Por Chiavelli Falavigno e Vinicius de Vasconcellos -
O debate sobre os rumos da política criminal brasileira comporta aspectos formais e materiais. Para além das críticas ainda incipientes que a doutrina vem fazendo à própria confecção das normas, cabe ainda o questionamento das decisões legislativas, tanto em âmbito de Direito Penal material como processual. No que tange especificamente à legislação processual, a expansão dos espaços de consenso para imposição de sanção penal com conformidade do acusado vem sendo analisada pela doutrina há algum tempo. Isso inclui desde aspectos probatórios, com o uso cada vez mais frequente da colaboração premiada e de acordos de leniência, até questões diretamente ligadas à economia processual, com propostas que dão uma maior abrangência a modelos negociais que suprimem a necessidade da instrução probatória e do processo penal, como uma “transação penal” alargada. Dispositivos que possibilitam a imposição de sanções penais a partir do consenso do imputado, obtido por meio do oferecimento de benefícios, como a redução da pena ou até o perdão judicial, aparecem em diversos atos normativos e projetos legislativos atuais.
Recentemente, houve amplo debate acadêmico em relação à edição da Resolução 181 do Conselho Nacional do Ministério Público, que visa regular o procedimento investigatório que se dá no âmbito daquela instituição. O artigo 18 cria o chamado “acordo de não persecução” no caso de crimes cometidos sem violência e grave ameaça, cuja pena mínima não extrapole quatro anos, possibilitando a aplicação imediata de sanção restritiva de direitos, desde que haja o cumprimento de uma série de requisitos adicionais. A redação original da resolução, de agosto de 2017, foi amplamente criticada pela doutrina, por ausência de controle judicial e falta de critérios para sua aplicabilidade, o que resultou em rápida alteração do texto, em janeiro de 2018, pela Resolução 183 do CNMP. Contudo, ainda permanecem questionamentos sobre a sua constitucionalidade, por violação à reserva legal de matéria processual, além das críticas gerais que podem ser apontadas a tais mecanismos negociais, que serão abordadas ao final deste artigo.
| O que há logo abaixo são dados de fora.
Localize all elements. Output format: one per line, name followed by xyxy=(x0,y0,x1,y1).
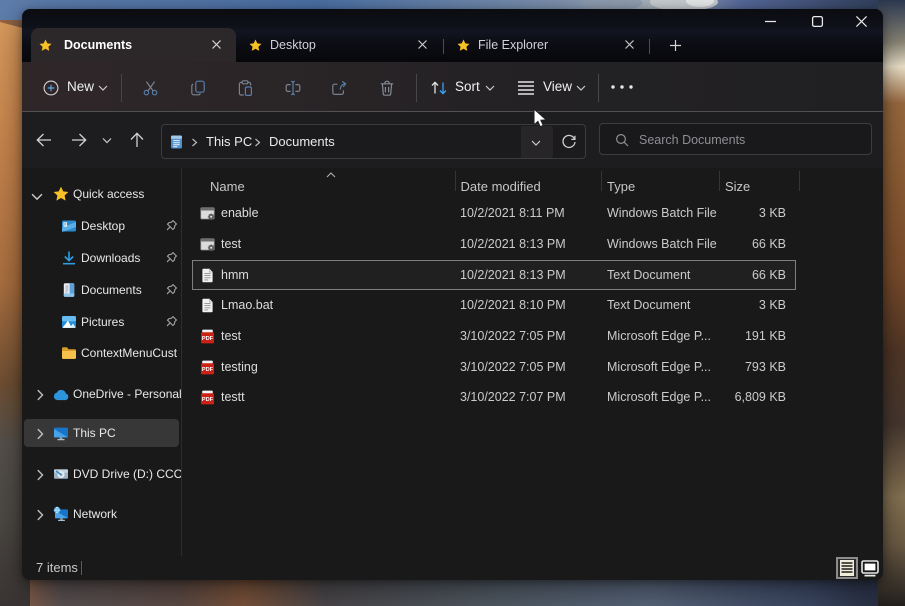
svg-text:PDF: PDF xyxy=(202,366,214,372)
svg-text:PDF: PDF xyxy=(202,336,214,342)
svg-text:PDF: PDF xyxy=(202,397,214,403)
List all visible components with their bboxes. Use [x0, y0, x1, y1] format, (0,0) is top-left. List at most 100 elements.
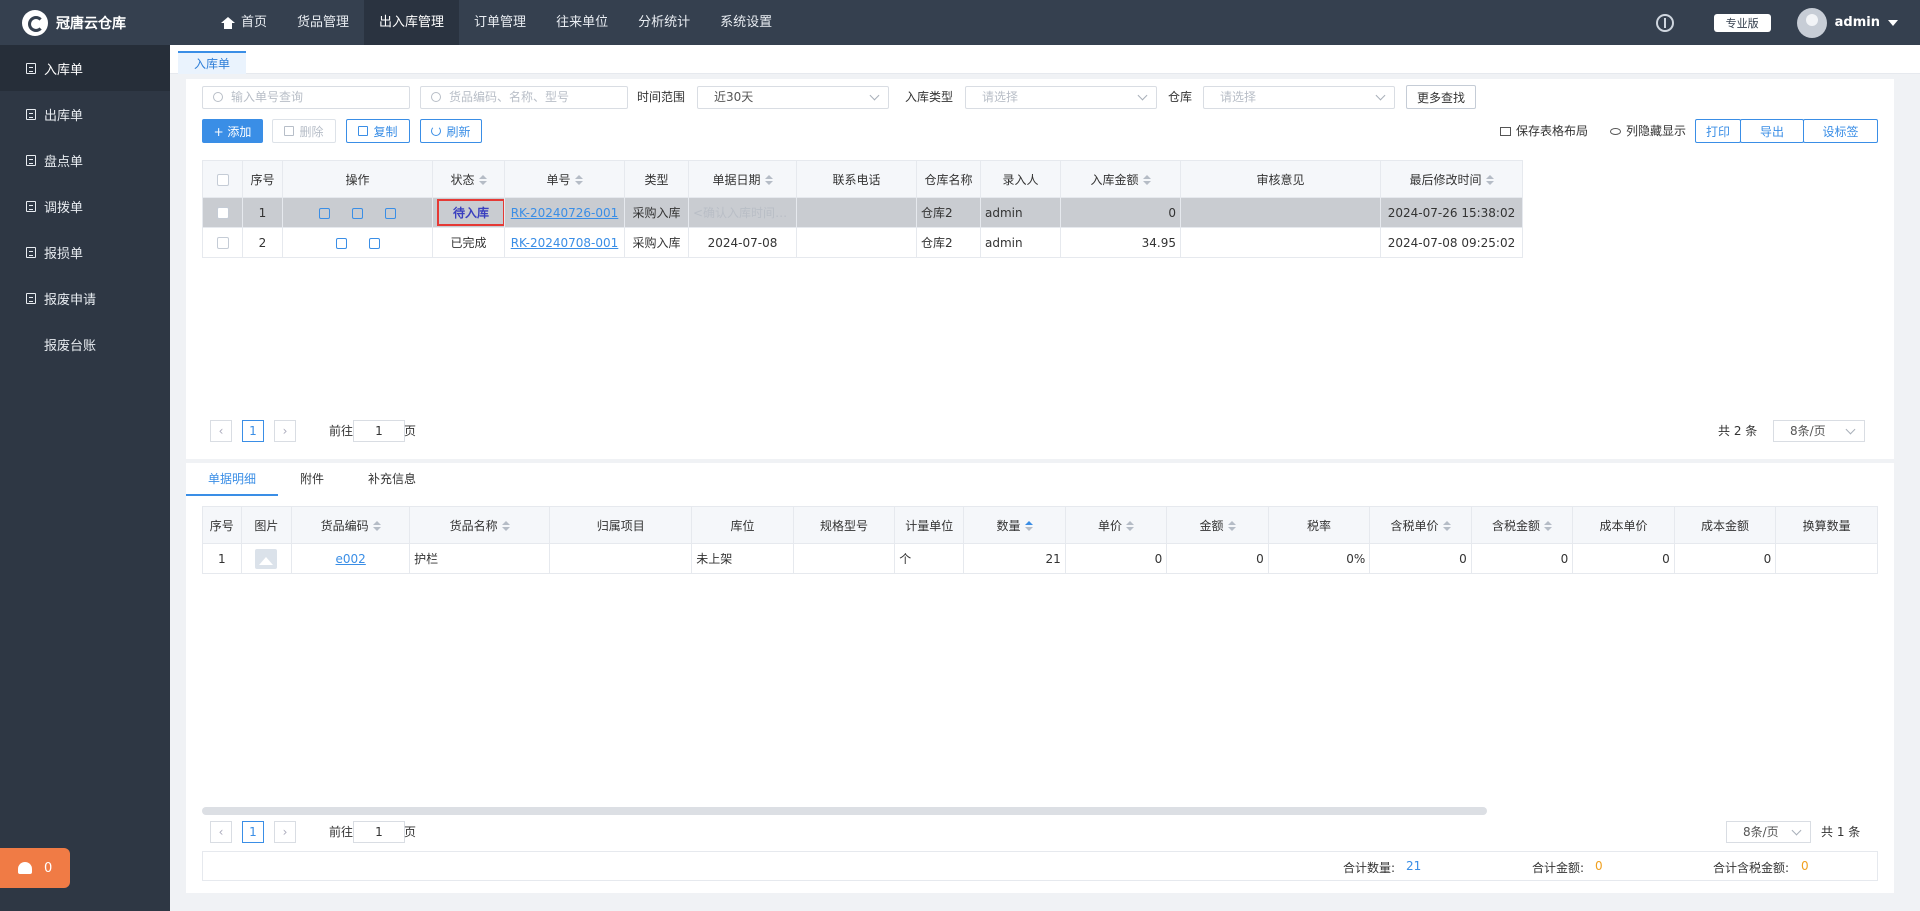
folder-icon: [1500, 126, 1511, 136]
table-row[interactable]: 1 待入库 RK-20240726-001 采购入库 <确认入库时间为准 仓库2…: [202, 197, 1523, 228]
warehouse-select[interactable]: 请选择: [1203, 86, 1395, 109]
topnav-orders[interactable]: 订单管理: [459, 0, 541, 45]
sort-icon[interactable]: [1442, 521, 1451, 531]
tab-attachments[interactable]: 附件: [278, 463, 346, 496]
inbound-type-select[interactable]: 请选择: [965, 86, 1157, 109]
row-checkbox-cell[interactable]: [202, 197, 243, 228]
sort-icon[interactable]: [1126, 521, 1135, 531]
confirm-inbound-icon[interactable]: [385, 207, 396, 219]
detail-page-size-select[interactable]: 8条/页: [1726, 821, 1811, 843]
chevron-down-icon: [1375, 90, 1386, 101]
refresh-button[interactable]: 刷新: [420, 119, 482, 143]
trash-icon: [284, 126, 295, 136]
col-status[interactable]: 状态: [432, 160, 505, 198]
col-code[interactable]: 单号: [504, 160, 625, 198]
next-page-button[interactable]: ›: [274, 420, 296, 442]
tab-detail[interactable]: 单据明细: [186, 463, 279, 496]
sidebar-item-inbound[interactable]: 入库单: [0, 45, 170, 91]
select-all-checkbox-cell[interactable]: [202, 160, 243, 198]
detail-next-page-button[interactable]: ›: [274, 821, 296, 843]
power-icon[interactable]: [1655, 13, 1674, 32]
sort-icon[interactable]: [501, 521, 510, 531]
topnav-goods[interactable]: 货品管理: [282, 0, 364, 45]
detail-row[interactable]: 1 e002 护栏 未上架 个 21 0 0 0% 0 0 0 0: [202, 543, 1878, 574]
detail-goto-prefix: 前往: [329, 825, 354, 839]
table-row[interactable]: 2 已完成 RK-20240708-001 采购入库 2024-07-08 仓库…: [202, 227, 1523, 258]
tab-inbound[interactable]: 入库单: [178, 51, 247, 74]
detail-total-count: 共 1 条: [1821, 825, 1861, 839]
edit-icon[interactable]: [368, 237, 380, 249]
detail-page-current[interactable]: 1: [242, 821, 264, 843]
top-bar: 冠唐云仓库 首页 货品管理 出入库管理 订单管理 往来单位 分析统计 系统设置 …: [0, 0, 1920, 45]
horizontal-scrollbar[interactable]: [202, 807, 1487, 815]
total-tax-amount-label: 合计含税金额:: [1713, 861, 1790, 875]
app-name: 冠唐云仓库: [56, 15, 126, 32]
order-search-input[interactable]: 输入单号查询: [202, 86, 410, 109]
row-checkbox-cell[interactable]: [202, 227, 243, 258]
goto-page-input[interactable]: 1: [353, 420, 405, 442]
col-amount[interactable]: 入库金额: [1060, 160, 1181, 198]
sort-icon[interactable]: [372, 521, 381, 531]
order-code-link[interactable]: RK-20240708-001: [511, 236, 619, 250]
username[interactable]: admin: [1835, 15, 1880, 30]
sidebar-item-scrap-request[interactable]: 报废申请: [0, 275, 170, 321]
copy-icon: [358, 126, 369, 136]
time-range-select[interactable]: 近30天: [697, 86, 889, 109]
set-label-button[interactable]: 设标签: [1803, 119, 1878, 143]
sort-icon[interactable]: [574, 175, 583, 185]
sort-icon[interactable]: [1227, 521, 1236, 531]
column-visibility-button[interactable]: 列隐藏显示: [1610, 119, 1686, 143]
detail-goto-page-input[interactable]: 1: [353, 821, 405, 843]
sort-icon[interactable]: [1142, 175, 1151, 185]
sidebar-item-stocktake[interactable]: 盘点单: [0, 137, 170, 183]
refresh-icon: [431, 126, 442, 136]
sidebar-item-transfer[interactable]: 调拨单: [0, 183, 170, 229]
prev-page-button[interactable]: ‹: [210, 420, 232, 442]
row-checkbox[interactable]: [216, 237, 229, 249]
page-size-select[interactable]: 8条/页: [1773, 420, 1865, 442]
topnav-partners[interactable]: 往来单位: [541, 0, 623, 45]
caret-down-icon[interactable]: [1888, 19, 1898, 26]
sort-icon[interactable]: [1485, 175, 1494, 185]
more-search-button[interactable]: 更多查找: [1406, 85, 1476, 109]
image-placeholder-icon[interactable]: [255, 548, 278, 569]
col-modified[interactable]: 最后修改时间: [1380, 160, 1523, 198]
col-date[interactable]: 单据日期: [688, 160, 797, 198]
topnav-settings[interactable]: 系统设置: [705, 0, 787, 45]
top-right: 专业版 admin: [1655, 0, 1898, 45]
order-code-link[interactable]: RK-20240726-001: [511, 206, 619, 220]
export-button[interactable]: 导出: [1740, 119, 1804, 143]
tab-extra-info[interactable]: 补充信息: [346, 463, 438, 496]
sort-icon[interactable]: [1544, 521, 1553, 531]
add-button[interactable]: + 添加: [202, 119, 263, 143]
edit-icon[interactable]: [352, 207, 363, 219]
copy-button[interactable]: 复制: [346, 119, 410, 143]
document-icon: [26, 108, 36, 120]
detail-prev-page-button[interactable]: ‹: [210, 821, 232, 843]
topnav-home[interactable]: 首页: [206, 0, 282, 45]
goods-search-input[interactable]: 货品编码、名称、型号: [420, 86, 628, 109]
app-logo[interactable]: 冠唐云仓库: [22, 0, 126, 45]
sort-icon[interactable]: [478, 175, 487, 185]
sort-icon[interactable]: [764, 175, 773, 185]
print-button[interactable]: 打印: [1695, 119, 1741, 143]
sidebar-item-outbound[interactable]: 出库单: [0, 91, 170, 137]
sidebar-item-scrap-ledger[interactable]: 报废台账: [0, 321, 170, 367]
goods-code-link[interactable]: e002: [336, 552, 366, 566]
sidebar-item-loss[interactable]: 报损单: [0, 229, 170, 275]
topnav-inout[interactable]: 出入库管理: [364, 0, 460, 45]
total-qty-label: 合计数量:: [1343, 861, 1396, 875]
print-icon[interactable]: [319, 207, 330, 219]
delete-button[interactable]: 删除: [272, 119, 336, 143]
page-current[interactable]: 1: [242, 420, 264, 442]
avatar[interactable]: [1796, 7, 1827, 38]
row-checkbox[interactable]: [216, 207, 229, 219]
sort-asc-icon[interactable]: [1024, 521, 1033, 531]
alarm-button[interactable]: 0: [0, 848, 70, 888]
edition-badge[interactable]: 专业版: [1713, 13, 1771, 32]
print-icon[interactable]: [335, 237, 347, 249]
select-all-checkbox[interactable]: [216, 173, 229, 186]
topnav-analysis[interactable]: 分析统计: [623, 0, 705, 45]
save-layout-button[interactable]: 保存表格布局: [1500, 119, 1588, 143]
home-icon: [221, 16, 235, 29]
Ademais, diversas previsões sobre o tema podem ser observadas em projetos normativos atualmente em discussão no Congresso Nacional. Anteprojeto liderado pelo ministro do STF, Alexandre de Moraes, visa “aperfeiçoar o combate à criminalidade organizada, aos delitos de tráfico de entorpecentes, tráfico de armas e milícia privada, aos crimes cometidos com violência ou grave ameaça e crimes hediondos, bem como agilizar e modernizar a investigação criminal e a persecução penal”. A partir de redação semelhante à da Resolução 181 do CNMP, o artigo 28-A do referido texto altera o Código de Processo Penal e estabelece a possibilidade de não persecução no caso de crimes praticados sem violência e grave ameaça, com pena mínima inferior a quatro anos, tendo como requisito a confissão formal e circunstanciada da prática da infração pelo investigado. O projeto ainda apresenta a mesma alteração na Lei 8.038 de 1990, que disciplina os processos de competência originária dos tribunais superiores. A isso se soma uma inovação no Código Penal, que prevê a suspensão do prazo prescricional do delito até o cumprimento ou rescisão do acordo.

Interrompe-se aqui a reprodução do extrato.